Il gruppo è l’elemento centrale in questa metodologia di intervento. Il vantaggio del lavoro
di gruppo e della lettera in gruppo consiste nel fatto che i figli dei genitori separati non
sono “costetti” a un’osservazione introspettiva, ma, all’interno di uno spazio
intersoggettivo, un contenitore “familiare”, possono parlare delle emozioni, delle paure, dei
conflitti in modo meno pericoloso del rapporto diretto uno a uno e al tempo stesso possono
osservare e comunicare con coetanei, fratelli di condizione. Spesso si tratta di figli unici e
la dimensione fraterna è a loro sconosciuta. Ciascun bambino, nel gruppo, dice del suo
ma al contempo lo dice a nome di tutti. Nel gruppo il bambino può sostare in un’area
creativa dove si può fare memoria del passato e prefigurare il futuro. Per quanto riguarda
la conduzione, questa viene svolta quasi sempre da due formatori, possibilmente di sesso
diverso (una presentificazione della coppia genitoriale). La copresenza è assai opportuna
in quanto facilita la gestione del processo e permette una cura particolare delle necessità
dei singoli bambini. Può capitare infatti che uno dei due offra un contatto fisico o si
soffermi a conversare con un bambino particolarmente agitato per la nominazione di
qualche evento per lui assai doloroso, mentre l’altro porta avanti una proposta operativa
per il gruppo. Questa iniziativa risulta avere una grande efficacia testimoniata dal
commento unanimemente positivo dei genitori che, al termine del corso, partecipano in
coppia a un colloquio con i conduttori.

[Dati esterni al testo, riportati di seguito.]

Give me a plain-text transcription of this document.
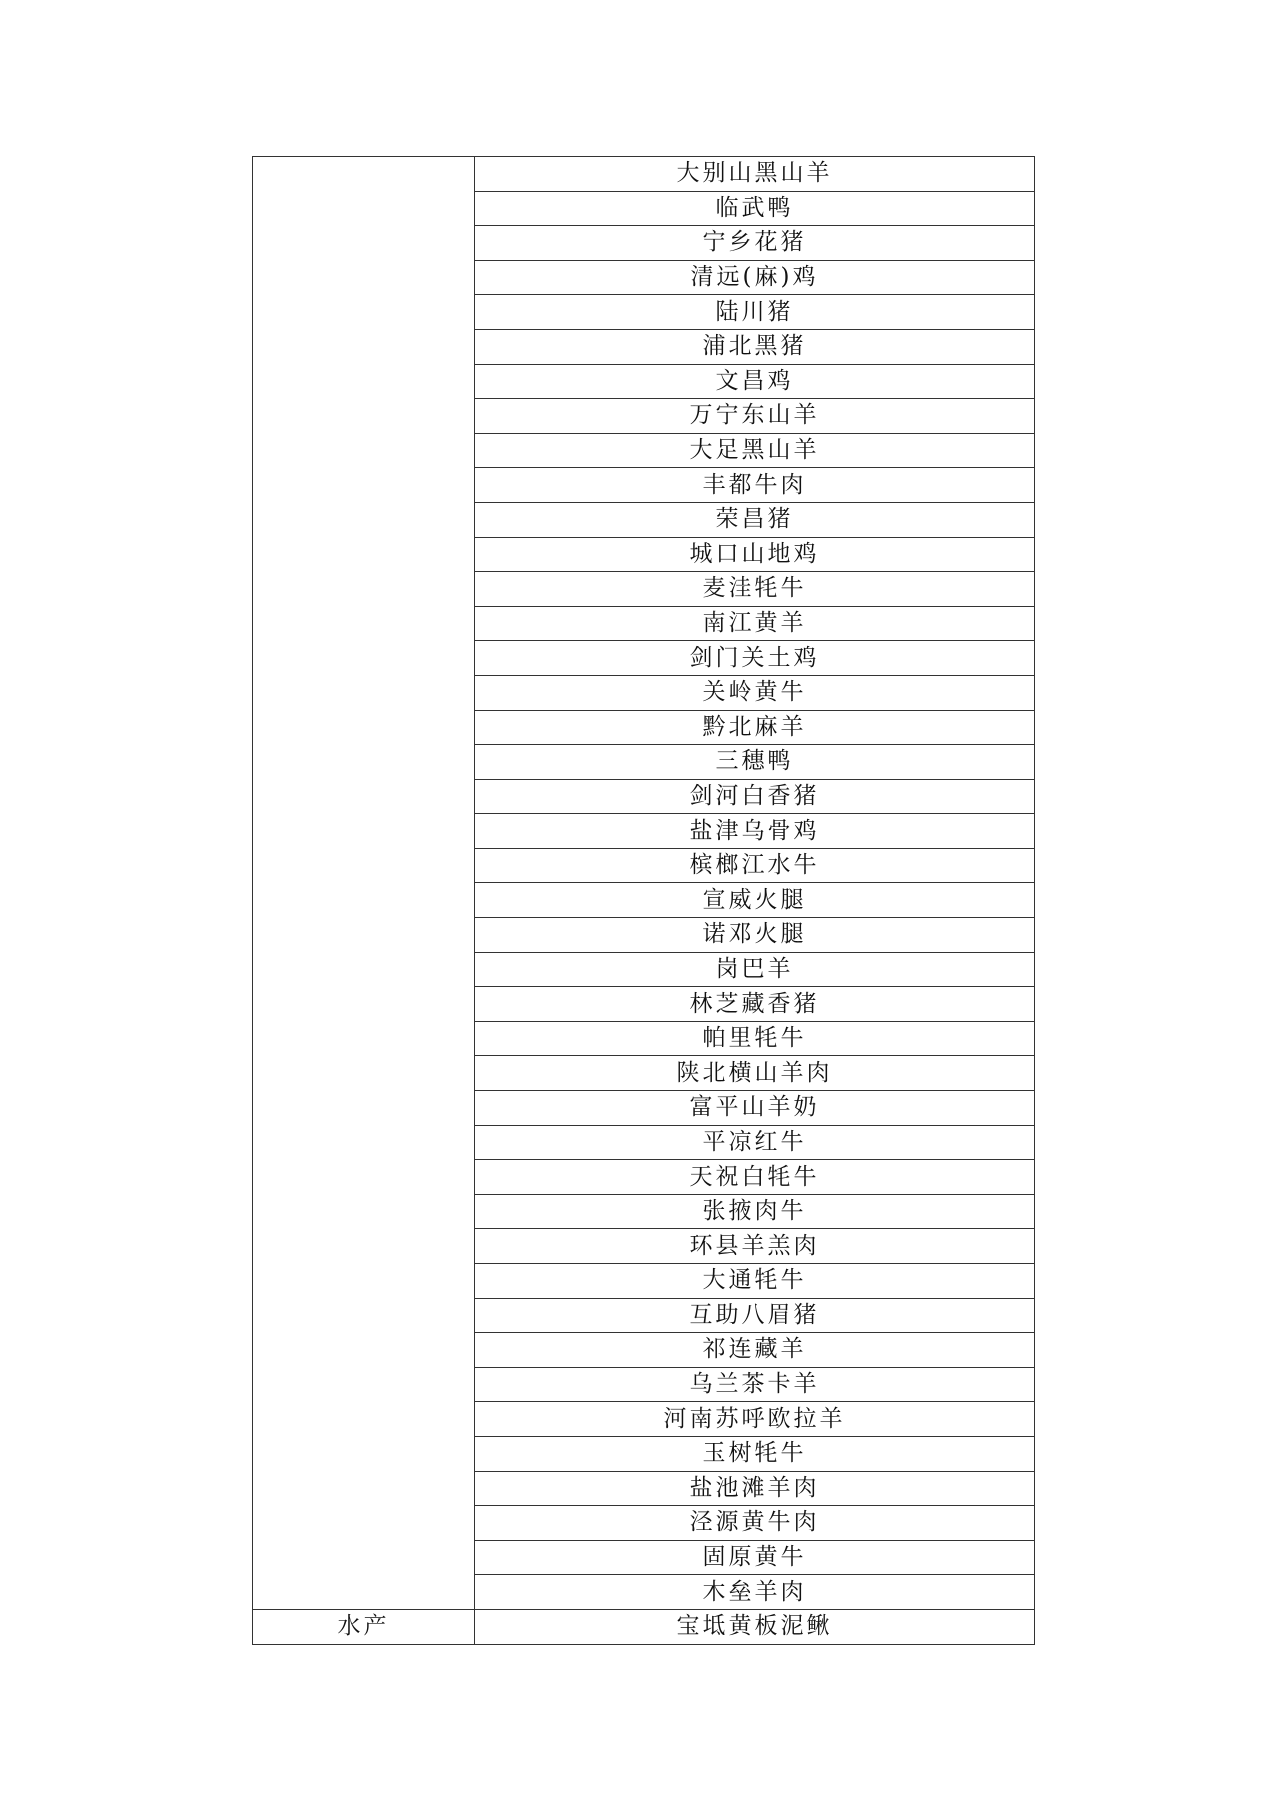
	大别山黑山羊
	临武鸭
	宁乡花猪
	清远(麻)鸡
	陆川猪
	浦北黑猪
	文昌鸡
	万宁东山羊
	大足黑山羊
	丰都牛肉
	荣昌猪
	城口山地鸡
	麦洼牦牛
	南江黄羊
	剑门关土鸡
	关岭黄牛
	黔北麻羊
	三穗鸭
	剑河白香猪
	盐津乌骨鸡
	槟榔江水牛
	宣威火腿
	诺邓火腿
	岗巴羊
	林芝藏香猪
	帕里牦牛
	陕北横山羊肉
	富平山羊奶
	平凉红牛
	天祝白牦牛
	张掖肉牛
	环县羊羔肉
	大通牦牛
	互助八眉猪
	祁连藏羊
	乌兰茶卡羊
	河南苏呼欧拉羊
	玉树牦牛
	盐池滩羊肉
	泾源黄牛肉
	固原黄牛
	木垒羊肉
水产	宝坻黄板泥鳅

È stato introdotto un dispositivo di ricerca che
prevede, oltre a un questionario somministrato ai genitori e al figlio, anche alcuni strumenti
per osservare le modificazioni avvenute prima e dopo l’intervento. I riscontri finora ottenuti
ci dicono della positività di un intervento che mette al centro la cura del legame familiare a
partire dalla domanda del figlio e dalla sua sofferenza.